Advancing treelines most directly impact human populations because they decrease the area available for snowpack, the layers of snow that accumulate on mountain peaks. Dry climates like those in the western United States rely on snowmelt—the surface runoff from melting snowpack—to supply streams and reservoirs with fresh water: “These high elevation areas are basically like our water towers,” Elliott explains, because it is on these peaks that snowpack persists for the longest. In this way, forests’ encroachment on Alpine tundra at ever higher elevations measurably decreases water supply for humans and other animals.
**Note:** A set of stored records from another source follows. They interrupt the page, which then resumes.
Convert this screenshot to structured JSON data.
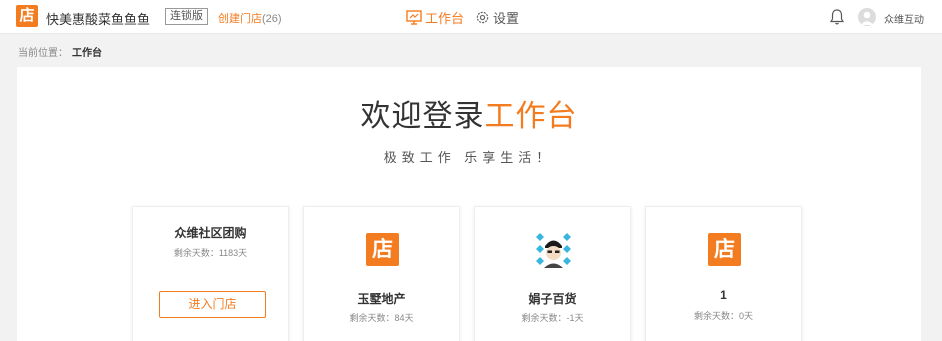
{
  "header": {
    "logo_char": "店",
    "brand_name": "快美惠酸菜鱼鱼鱼",
    "edition": "连锁版",
    "create_store_label": "创建门店",
    "create_store_count": "(26)",
    "nav": {
      "workbench": "工作台",
      "settings": "设置"
    },
    "username": "众维互动"
  },
  "breadcrumb": {
    "prefix": "当前位置：",
    "current": "工作台"
  },
  "main": {
    "welcome_prefix": "欢迎登录",
    "welcome_accent": "工作台",
    "slogan": "极致工作  乐享生活！",
    "stores": [
      {
        "name": "众维社区团购",
        "days": "剩余天数：1183天",
        "button": "进入门店"
      },
      {
        "name": "玉墅地产",
        "days": "剩余天数：84天",
        "icon": "store-icon"
      },
      {
        "name": "娟子百货",
        "days": "剩余天数：-1天",
        "icon": "photo-avatar"
      },
      {
        "name": "1",
        "days": "剩余天数：0天",
        "icon": "store-icon"
      }
    ]
  },
  "colors": {
    "accent": "#f47c20",
    "text": "#333333",
    "muted": "#888888",
    "background": "#f2f2f2"
  }
}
Warming temperatures also affect plant and animal interactions. Elliott’s current projects study previously unseen interactions, or, as he qualifies, “at least not for the last 10,000 years.” The spruce beetle, for example, is now able to attack trees at the uppermost forest limits. Spruce beetles—insects that bore into the bark of a tree and disrupt the flow of nutrients from the soil to the canopy, thus killing the tree—are able to survive at elevations that were too cold for them as recently as ten years ago. Due to winter warming, Elliott explains, treelines are actually receding because of spruce beetle induced mortality. That is, whereas it was formerly too cold for spruce beetles to survive the winter on mountain peaks, the insects can now prey on trees at increasingly higher elevations throughout the year. The mortality rate of spruce beetle-infected trees is 100%, which makes this consequence of global warming observable even within the brief span of a human life. For example, when Elliott returned to one of his dissertation study sites in 2015 for the first time since 2008, two entire stands of trees had been completely wiped out by spruce beetles. Elliott is interested in investigating these kinds of biotic disturbance events: insect-vegetation interactions that would not have affected trees at such high elevations prior to warmer global temperatures. Elliott’s other collaborations, such as one studying snowpack and forest regeneration in windswept areas, also address such interactions between climate and vegetation, insects and trees.
Taken in total, Elliott’s work tracks the history of forested areas and maps out their futures: “All of these intricate webs of climate influences and local scale influences combine to create the landscape mosaic that currently exists,” he emphasizes. His research tells forests’ stories; as he said to his students, “we can tell the story of what this area used to be.”